General public = outright hostility. These days I hate the world for real, perceived and anticipated injuries. The real injuries come from living in an environment de-prioritizing these relationships; I don't forget the number of people shocked I went to Yorkshire instead of, say, Barcelona last March.
Grandparents? Visit? Wha? Do they smoke drugs? The perceived ones come in imagining people want me to get on with caring about their own shit, which I can't and frankly don't want to. Finally anticipated - no one has said this to me yet, but I dread them doing so because it will probably inspire me to put the beats on them - consolations like "Well, at least he's had a good run!"
I don't fucking care he's had a good run. I'm still losing him. Fuck off and die. Honestly.
2.
Figaro = needy hostility. I don't usually tell people what's happening - unless I become visibly upset and need to explain that - because I don't think most people have a right to care what's going on and that any sympathy they demonstrate would be insincere. Figaro, however, has a right to care, and when he acts like he does I believe him and feel some comfort.

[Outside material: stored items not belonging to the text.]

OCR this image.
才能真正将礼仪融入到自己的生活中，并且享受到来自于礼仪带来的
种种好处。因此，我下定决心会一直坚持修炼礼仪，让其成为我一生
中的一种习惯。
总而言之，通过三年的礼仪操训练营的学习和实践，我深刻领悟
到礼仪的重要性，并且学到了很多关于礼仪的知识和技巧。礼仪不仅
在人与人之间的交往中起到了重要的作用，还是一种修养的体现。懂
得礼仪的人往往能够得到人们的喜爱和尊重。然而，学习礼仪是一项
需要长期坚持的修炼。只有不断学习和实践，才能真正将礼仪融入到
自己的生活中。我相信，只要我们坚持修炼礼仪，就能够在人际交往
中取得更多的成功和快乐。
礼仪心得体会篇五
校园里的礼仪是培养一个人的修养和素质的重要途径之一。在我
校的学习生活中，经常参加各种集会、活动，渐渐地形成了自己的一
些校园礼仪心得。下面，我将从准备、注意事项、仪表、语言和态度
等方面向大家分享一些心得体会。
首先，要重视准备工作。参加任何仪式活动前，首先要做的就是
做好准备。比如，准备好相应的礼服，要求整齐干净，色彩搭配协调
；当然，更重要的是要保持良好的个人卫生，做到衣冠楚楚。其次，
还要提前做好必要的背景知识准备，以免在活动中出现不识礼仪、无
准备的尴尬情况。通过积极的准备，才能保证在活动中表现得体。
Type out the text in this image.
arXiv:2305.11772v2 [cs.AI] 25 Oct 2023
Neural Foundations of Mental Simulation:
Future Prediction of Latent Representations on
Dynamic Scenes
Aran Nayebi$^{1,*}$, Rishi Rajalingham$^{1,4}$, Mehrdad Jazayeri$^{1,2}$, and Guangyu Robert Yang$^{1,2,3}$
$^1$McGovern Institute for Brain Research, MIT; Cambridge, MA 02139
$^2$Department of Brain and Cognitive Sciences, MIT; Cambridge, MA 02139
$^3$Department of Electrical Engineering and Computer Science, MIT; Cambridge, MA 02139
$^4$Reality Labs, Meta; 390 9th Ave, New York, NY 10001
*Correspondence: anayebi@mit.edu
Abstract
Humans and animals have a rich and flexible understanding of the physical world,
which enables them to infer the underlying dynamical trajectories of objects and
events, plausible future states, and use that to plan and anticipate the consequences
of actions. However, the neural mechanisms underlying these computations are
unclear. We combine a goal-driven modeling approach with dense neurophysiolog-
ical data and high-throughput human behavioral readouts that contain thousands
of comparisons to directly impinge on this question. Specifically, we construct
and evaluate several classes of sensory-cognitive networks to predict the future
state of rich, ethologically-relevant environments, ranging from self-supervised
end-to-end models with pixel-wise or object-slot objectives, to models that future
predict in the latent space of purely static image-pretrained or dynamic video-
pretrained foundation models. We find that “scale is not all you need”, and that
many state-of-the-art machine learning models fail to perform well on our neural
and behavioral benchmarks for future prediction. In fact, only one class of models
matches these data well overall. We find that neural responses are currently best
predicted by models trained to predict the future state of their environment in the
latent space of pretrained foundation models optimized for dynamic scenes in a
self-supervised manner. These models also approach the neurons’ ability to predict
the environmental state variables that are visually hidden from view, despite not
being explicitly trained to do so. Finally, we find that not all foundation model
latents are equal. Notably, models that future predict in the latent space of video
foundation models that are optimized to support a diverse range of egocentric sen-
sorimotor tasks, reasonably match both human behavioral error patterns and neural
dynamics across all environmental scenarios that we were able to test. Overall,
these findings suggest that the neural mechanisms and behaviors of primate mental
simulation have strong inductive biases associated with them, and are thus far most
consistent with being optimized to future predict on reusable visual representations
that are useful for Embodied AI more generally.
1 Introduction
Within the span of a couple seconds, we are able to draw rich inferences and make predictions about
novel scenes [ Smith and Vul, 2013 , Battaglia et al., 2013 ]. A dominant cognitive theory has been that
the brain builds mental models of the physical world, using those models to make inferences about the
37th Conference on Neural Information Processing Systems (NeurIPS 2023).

And yet if he says anything like the wrong thing, I have to swallow a massive urge to say something nasty that I would never
dream of saying to anyone else without deep, proddy, pokey provocation. Why are we such bitches to our lovers?
3.
My mum = gross, circular schizophrenic sympathy. I want to make her feel better; more than anything in the situation I want to be able to comfort her. And yet she's my mum, so I want her to comfort me. But I know that's not her job anymore, at least in this situation. This is primarily her grief and I want to make her feel better; more than anything in the situation . . .
4.
My analyst = snotty gulpy kiddy tears. I guess that's why he makes the big bucks, because they don't come out anywhere else, even though they always want to. Sometimes I think the combination of Calabrian
appoggiarsi sulla famiglia and English Banker Stiff Upper Lip I was brought up with are what's costing me $60 a week with him.